The bright flowers that adorned the many parks, public spaces and roundabouts of the area are now being dug out and replaced by over 200,000 winter bedding plants.

The new blooms, which include colourful polyanthus, forget-me-nots and double daisies, will be planted over the next couple of weeks in places like Dewsbury, Holmfirth and areas in and around Huddersfield, including St George’s Square.

Paul Marshall, manager of Kirklees Council’s nursery at Bradley, which supplies all the plants, said: “The plants will be going out everywhere in Kirklees, including all the parks, gardens, cemeteries and other public spaces.

“It’s a massive operation as we have to get well over 200,000 plants out over a two-week period, and this includes taking all the old plants out and forking over and weeding the flower beds.

“We’re trying to make the area as colourful as possible to stop it looking bare over the winter – last year we had an excellent display throughout the winter which lasted well into the spring, which is when we plant the new flowers.

“We will have an ever greater splash of colour this year because there are things opening and coming into flower now.

“This is because of the warmer weather. We’ve had a good autumn and it’s not been too wet, so we’ve been able to grow some really nice plants.”

As part of the plant-growing process, this year, nursery staff have been putting back into the ground what has been taken out– as the compost being used to enrich the flower beds have been produced from prunings and cuttings taken from the nursery and other parks and open spaces.

Instead of sending the offcuts to the rubbish tip, they have been reduced to a rich, dark compost with a shredding machine.
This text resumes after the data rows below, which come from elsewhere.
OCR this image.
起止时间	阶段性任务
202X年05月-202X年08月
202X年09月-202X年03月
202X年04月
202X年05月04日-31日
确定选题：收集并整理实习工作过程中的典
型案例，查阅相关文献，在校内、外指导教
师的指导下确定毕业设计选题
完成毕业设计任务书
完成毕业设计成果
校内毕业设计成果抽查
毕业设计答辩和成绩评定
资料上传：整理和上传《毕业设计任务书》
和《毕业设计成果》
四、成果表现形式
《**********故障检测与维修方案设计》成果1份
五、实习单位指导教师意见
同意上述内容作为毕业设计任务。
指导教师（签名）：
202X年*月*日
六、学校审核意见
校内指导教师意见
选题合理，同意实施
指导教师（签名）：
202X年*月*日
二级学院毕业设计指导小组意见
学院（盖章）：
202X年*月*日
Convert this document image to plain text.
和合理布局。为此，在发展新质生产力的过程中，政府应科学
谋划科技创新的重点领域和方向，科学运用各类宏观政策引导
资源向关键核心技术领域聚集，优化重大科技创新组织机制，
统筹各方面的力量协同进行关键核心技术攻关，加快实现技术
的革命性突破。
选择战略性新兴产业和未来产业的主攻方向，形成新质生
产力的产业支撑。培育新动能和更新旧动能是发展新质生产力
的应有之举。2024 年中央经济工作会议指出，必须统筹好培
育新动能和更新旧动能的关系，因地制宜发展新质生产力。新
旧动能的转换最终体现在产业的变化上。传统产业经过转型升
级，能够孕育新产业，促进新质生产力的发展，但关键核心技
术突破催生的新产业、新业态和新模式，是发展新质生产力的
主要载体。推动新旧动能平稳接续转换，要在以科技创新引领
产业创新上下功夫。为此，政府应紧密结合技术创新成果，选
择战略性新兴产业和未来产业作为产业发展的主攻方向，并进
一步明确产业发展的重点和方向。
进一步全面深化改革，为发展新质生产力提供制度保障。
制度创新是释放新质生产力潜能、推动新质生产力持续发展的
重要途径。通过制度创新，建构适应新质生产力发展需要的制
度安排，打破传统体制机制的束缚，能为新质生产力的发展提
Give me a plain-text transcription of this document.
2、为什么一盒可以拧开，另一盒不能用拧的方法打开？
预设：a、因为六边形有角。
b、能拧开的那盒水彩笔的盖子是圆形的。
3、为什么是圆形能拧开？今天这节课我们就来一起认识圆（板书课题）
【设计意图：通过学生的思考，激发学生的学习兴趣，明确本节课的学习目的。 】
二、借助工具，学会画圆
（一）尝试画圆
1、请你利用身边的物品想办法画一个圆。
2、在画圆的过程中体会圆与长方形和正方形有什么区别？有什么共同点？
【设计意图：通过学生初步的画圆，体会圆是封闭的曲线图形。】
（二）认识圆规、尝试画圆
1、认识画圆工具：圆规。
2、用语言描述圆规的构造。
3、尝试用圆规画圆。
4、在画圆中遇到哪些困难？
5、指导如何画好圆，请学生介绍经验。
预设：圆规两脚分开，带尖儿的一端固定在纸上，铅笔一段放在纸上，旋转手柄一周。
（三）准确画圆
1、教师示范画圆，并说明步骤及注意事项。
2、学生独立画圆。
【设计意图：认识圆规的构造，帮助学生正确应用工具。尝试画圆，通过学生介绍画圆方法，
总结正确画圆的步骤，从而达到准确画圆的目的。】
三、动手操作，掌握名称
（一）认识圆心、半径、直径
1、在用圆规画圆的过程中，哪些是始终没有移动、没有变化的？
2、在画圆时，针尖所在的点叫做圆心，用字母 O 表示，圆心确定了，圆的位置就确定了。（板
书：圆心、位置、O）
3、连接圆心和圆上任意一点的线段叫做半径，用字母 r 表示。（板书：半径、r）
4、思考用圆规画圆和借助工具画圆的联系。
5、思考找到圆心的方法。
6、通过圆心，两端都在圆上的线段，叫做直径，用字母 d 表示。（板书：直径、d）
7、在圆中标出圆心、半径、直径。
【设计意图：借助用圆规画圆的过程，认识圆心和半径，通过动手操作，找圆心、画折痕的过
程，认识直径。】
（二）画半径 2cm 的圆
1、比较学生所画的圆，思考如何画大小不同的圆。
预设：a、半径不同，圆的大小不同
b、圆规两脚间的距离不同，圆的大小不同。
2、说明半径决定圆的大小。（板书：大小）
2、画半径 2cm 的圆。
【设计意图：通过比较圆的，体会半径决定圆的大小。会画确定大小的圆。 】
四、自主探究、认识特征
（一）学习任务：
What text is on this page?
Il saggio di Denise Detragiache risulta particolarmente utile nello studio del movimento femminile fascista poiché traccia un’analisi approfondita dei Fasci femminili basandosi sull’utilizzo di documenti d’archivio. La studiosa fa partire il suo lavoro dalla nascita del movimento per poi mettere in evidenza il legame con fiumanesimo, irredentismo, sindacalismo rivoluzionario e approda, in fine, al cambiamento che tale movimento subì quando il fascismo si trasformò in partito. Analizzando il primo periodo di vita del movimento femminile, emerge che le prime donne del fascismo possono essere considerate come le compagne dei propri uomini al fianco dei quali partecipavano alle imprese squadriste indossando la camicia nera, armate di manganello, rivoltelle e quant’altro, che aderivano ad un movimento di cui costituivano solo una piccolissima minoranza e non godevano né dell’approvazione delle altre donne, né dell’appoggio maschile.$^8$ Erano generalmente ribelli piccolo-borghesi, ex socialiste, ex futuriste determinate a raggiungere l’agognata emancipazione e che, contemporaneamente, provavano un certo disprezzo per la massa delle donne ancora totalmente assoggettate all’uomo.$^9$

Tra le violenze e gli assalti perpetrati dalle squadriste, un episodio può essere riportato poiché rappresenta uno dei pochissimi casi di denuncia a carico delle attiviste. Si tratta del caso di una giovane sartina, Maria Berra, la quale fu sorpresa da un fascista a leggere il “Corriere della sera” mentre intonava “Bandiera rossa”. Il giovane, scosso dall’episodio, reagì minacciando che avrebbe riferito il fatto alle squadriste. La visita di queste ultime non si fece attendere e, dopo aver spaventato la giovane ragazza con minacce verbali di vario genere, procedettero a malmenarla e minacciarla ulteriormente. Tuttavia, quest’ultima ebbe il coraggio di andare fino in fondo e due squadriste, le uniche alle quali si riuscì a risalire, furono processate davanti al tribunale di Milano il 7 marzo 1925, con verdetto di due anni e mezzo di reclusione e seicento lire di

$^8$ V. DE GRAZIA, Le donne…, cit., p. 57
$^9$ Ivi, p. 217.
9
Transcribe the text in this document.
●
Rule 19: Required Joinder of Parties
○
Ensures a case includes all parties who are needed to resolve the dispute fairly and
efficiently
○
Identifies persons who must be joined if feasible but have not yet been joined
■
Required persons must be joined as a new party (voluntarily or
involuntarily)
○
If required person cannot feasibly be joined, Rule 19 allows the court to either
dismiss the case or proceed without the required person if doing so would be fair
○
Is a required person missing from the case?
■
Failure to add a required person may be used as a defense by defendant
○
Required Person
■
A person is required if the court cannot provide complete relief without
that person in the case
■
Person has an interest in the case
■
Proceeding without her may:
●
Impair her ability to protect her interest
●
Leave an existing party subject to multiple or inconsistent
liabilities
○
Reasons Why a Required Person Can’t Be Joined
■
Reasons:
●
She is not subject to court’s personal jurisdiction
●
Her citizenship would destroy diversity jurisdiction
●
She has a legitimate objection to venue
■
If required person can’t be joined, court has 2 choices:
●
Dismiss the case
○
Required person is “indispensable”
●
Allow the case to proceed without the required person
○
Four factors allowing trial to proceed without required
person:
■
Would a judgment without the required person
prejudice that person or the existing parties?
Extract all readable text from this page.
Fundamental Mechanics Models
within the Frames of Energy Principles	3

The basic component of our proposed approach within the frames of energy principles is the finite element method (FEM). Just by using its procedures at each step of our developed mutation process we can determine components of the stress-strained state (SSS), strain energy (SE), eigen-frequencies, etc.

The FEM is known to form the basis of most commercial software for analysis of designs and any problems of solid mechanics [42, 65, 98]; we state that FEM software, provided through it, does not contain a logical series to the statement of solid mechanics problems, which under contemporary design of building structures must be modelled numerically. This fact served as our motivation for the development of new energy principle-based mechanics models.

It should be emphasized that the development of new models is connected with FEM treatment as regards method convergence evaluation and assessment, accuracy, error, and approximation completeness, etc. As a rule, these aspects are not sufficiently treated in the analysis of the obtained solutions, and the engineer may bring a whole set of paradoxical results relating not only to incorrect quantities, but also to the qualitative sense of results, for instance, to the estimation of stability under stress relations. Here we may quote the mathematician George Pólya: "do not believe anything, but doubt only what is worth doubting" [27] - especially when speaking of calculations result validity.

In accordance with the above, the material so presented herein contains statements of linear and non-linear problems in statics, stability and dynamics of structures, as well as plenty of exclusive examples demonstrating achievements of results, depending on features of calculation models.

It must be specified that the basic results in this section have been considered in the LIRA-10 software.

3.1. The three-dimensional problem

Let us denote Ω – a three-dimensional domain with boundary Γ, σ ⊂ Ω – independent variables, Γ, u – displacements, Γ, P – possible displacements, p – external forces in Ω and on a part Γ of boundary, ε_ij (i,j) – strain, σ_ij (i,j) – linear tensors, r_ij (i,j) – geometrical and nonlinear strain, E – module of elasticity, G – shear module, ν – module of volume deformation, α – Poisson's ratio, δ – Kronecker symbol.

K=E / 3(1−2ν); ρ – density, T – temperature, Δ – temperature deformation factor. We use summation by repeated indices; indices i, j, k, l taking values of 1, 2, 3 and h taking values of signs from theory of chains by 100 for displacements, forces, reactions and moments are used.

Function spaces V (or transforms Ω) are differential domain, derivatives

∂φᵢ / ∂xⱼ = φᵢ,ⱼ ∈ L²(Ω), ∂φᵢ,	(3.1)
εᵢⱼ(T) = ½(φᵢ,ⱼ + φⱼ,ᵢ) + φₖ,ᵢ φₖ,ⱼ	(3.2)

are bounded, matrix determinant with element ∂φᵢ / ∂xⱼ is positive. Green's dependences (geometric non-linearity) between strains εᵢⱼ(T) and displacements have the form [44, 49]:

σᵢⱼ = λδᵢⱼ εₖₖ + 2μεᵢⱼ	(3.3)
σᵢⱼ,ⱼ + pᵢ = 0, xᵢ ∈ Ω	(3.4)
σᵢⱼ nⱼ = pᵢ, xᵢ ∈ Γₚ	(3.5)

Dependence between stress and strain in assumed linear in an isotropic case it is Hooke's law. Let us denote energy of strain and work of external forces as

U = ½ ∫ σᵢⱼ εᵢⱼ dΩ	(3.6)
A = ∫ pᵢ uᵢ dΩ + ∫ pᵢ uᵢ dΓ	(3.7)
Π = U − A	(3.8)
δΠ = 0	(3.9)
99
The machine, hired from Calderdale Council, shredded a large pile of prunings in a day at the Bradley nursery.

The cost of using the machine, which devours anything up to four inches in diameter, saved on the cost of sending the prunings to the rubbish tip and also on the cost of buying compost.

Mr Marshall commented: “It’s a big machine, over five metres long and a lot of prunings and waste can be loaded, which are then ground up to make compost.

“We have used flowers from old hanging baskets and plants at the nursery to make the compost– the machine can also be used to recycle old Christmas trees.”